Pas de kick pour lancer la mécanique : ce nouveau scooter disposant d’un monocylindre injecté, c’est avec la pouce droit porté sur le bouton du démarreur que l’on réveille son moteur. Peu bruyant, il se montre également peu vigoureux au démarrage. Comme le Satelis, force est de constater que le CityStar n’est pas le premier à décoller au feu. L’engin se rattrape par la suite en fournissant une accélération progressive et linéaire. Nous déplorons un certain manque de panache en reprise. Non pas aux allures citadines, où il répond toujours présent, mais plutôt lorsqu’il faut relancer la machine à 70 ou à 90 km/h, des paliers clés pour dépasser sur voie rapide. En revanche sur ce même type de route, son allonge est un atout. Sur notre modèle d’essai, nous avons relevé une vitesse de pointe proche des 125 km/h au compteur, soit 113 km/h réels.

Tenue de route digne de la catégorie GT
En termes de protection, la bulle commence à perdre de son efficacité passés les 60 km/h. Cela étant mener le Citystar à vitesse élevée n’est pas pour autant inconfortable. Il faut dire que le pilote est bien installé et que les suspensions font preuve de progressivité. Le CityStar jouit d’une tenue de route remarquable et apparaît rassurant sur l’angle. Cette vivacité dans les changements rapides de direction et cette stabilité en virage, le nouveau Peugeot le doit aussi à ses roues de 13 pouces chaussées de pneumatiques haut de gamme. Le GT compact se dote en effet de Michelin Pilot Sport, des pneus à gomme assez tendre, déclinés ici dans des tailles spécifiques, avec un pneu avant étroit (= agilité) et quasiment un taille basse à l’arrière.
Il n’y pas d’assistance au freinage sur le CityStar millésime 2011 (il faudra attendre 2012 pour se voir proposer l’option). Pas de freinage couplé ni d’ABS donc, mais un ensemble mordant... et peu progressif à l’avant. Du coup, en sollicitant un peu fort le levier, la fourche plonge et révèle son défaut majeur : une certaine mollesse doublée d’un léger manque de frein en décompression. En mode sport, cela se ressent lorsque l’on attrape les freins avant d’entrer en virage, mais dans 95% des cas, cela n’a aucune incidence sur la conduite.
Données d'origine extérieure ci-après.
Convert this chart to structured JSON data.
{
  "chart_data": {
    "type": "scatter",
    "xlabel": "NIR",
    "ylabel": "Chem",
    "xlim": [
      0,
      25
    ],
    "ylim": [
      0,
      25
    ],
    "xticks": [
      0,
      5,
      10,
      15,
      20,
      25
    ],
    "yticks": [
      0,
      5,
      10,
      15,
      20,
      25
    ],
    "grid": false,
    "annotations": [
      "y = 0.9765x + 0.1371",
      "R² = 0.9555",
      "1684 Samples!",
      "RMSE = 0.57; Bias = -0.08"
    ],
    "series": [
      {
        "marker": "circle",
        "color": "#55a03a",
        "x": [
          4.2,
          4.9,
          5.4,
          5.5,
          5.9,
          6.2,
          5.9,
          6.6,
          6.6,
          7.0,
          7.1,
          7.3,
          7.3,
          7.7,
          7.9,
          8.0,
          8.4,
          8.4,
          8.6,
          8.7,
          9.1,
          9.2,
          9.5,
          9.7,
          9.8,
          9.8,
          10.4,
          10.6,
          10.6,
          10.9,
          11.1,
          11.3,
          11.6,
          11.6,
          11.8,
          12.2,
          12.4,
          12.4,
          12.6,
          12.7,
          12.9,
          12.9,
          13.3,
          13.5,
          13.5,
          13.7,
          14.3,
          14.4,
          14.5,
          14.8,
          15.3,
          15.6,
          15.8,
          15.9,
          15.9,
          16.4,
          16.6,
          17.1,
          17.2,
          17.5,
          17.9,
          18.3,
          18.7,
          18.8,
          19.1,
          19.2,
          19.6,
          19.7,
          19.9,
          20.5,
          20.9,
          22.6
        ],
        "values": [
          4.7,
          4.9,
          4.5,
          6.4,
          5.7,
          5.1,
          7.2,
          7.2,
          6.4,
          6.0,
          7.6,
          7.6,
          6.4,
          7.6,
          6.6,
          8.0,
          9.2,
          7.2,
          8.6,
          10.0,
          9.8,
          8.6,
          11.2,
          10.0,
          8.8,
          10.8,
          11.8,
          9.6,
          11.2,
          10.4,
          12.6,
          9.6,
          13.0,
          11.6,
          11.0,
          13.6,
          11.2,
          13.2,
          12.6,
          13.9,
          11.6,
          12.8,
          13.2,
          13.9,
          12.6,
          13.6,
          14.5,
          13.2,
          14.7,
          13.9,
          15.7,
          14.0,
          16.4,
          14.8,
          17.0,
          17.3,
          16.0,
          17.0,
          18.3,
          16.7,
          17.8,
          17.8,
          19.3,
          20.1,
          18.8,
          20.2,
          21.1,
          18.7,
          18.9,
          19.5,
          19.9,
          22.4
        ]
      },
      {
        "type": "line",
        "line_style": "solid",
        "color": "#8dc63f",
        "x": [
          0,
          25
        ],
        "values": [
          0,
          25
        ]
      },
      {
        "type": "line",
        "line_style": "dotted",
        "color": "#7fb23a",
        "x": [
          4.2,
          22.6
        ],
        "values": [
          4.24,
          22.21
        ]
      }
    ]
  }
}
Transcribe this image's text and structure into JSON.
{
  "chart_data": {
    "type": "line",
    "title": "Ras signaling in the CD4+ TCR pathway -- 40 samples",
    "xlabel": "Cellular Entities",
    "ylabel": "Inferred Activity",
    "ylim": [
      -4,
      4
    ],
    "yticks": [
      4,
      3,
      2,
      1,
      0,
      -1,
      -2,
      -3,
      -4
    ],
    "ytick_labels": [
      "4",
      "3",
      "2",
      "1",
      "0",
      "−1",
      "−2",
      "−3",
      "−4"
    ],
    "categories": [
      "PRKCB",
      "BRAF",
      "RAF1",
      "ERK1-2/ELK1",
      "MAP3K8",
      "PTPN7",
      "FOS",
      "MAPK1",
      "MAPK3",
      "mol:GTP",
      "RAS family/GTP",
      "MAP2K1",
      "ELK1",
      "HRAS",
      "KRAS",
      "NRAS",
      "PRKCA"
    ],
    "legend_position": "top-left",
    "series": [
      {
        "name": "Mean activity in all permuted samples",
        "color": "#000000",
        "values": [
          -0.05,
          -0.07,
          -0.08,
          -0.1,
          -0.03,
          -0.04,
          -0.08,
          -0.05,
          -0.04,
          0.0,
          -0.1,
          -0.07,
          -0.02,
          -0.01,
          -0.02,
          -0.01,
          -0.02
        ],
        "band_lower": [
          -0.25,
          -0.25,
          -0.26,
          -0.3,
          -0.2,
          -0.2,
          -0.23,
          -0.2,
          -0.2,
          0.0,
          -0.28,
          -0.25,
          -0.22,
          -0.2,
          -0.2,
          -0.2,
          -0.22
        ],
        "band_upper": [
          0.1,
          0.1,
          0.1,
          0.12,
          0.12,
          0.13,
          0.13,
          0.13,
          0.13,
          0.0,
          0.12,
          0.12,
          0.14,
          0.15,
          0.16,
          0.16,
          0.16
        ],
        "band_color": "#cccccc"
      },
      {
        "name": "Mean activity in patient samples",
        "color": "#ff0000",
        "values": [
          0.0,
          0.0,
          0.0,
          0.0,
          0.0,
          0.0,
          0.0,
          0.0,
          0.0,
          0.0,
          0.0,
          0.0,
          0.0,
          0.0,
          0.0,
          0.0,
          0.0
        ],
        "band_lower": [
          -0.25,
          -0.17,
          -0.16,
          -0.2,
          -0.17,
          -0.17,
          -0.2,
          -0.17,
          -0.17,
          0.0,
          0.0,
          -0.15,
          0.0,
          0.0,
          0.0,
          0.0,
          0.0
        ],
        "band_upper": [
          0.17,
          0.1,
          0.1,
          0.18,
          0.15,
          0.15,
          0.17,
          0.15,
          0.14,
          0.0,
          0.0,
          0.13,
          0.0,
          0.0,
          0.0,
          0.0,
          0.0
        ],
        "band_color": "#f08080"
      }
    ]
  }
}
Il y a de l’Elystar dans ce CityStar
A l’aise sur les voies rapides et les petites routes sinueuses du sud de la France, nous rentrons maintenant en ville pour juger du comportement de ce mini-GT en milieu urbain. Cette présentation étant organisée à Saint-Tropez, les petites rues pavées du centre de la cité vont constituer un cadre idéal pour jauger la maniabilité du scooter. Dans ces conditions, dès les premiers tours de roues, un constat s’impose : il y a de l’Elystar dans ce Citystar. Le scooter braque à 45°. Léger, peu large, doté d’un empattement court et d’une bonne motricité, il s’emmène instinctivement et se faufile sans mal. Plus vivable dans l’exercice que les classiques GT (Peugeot Satelis, Yamaha X-Max, Suzuki Burgman, Honda S-Wing...), plus accessible également, il se montre toutefois un peu moins pratique que ces Pullman sur deux-roues. Toutefois, ses prestations sont honorables puisque l’on peut mettre deux casques (un intégral et un jet) dans son coffre. Il y a beaucoup de place au plancher pour éventuellement y poser quelques sacs, solidement arrimés grâce au crochet du tablier. Le CityStar est également équipé d’un vide-poche spacieux pouvant accueillir une bouteille d’eau d’un litre. Deux béquilles permettent de convenablement le garer. Enfin contre le vol, le CityStar est équipé d’une clé à transpondeur. Belle dotation !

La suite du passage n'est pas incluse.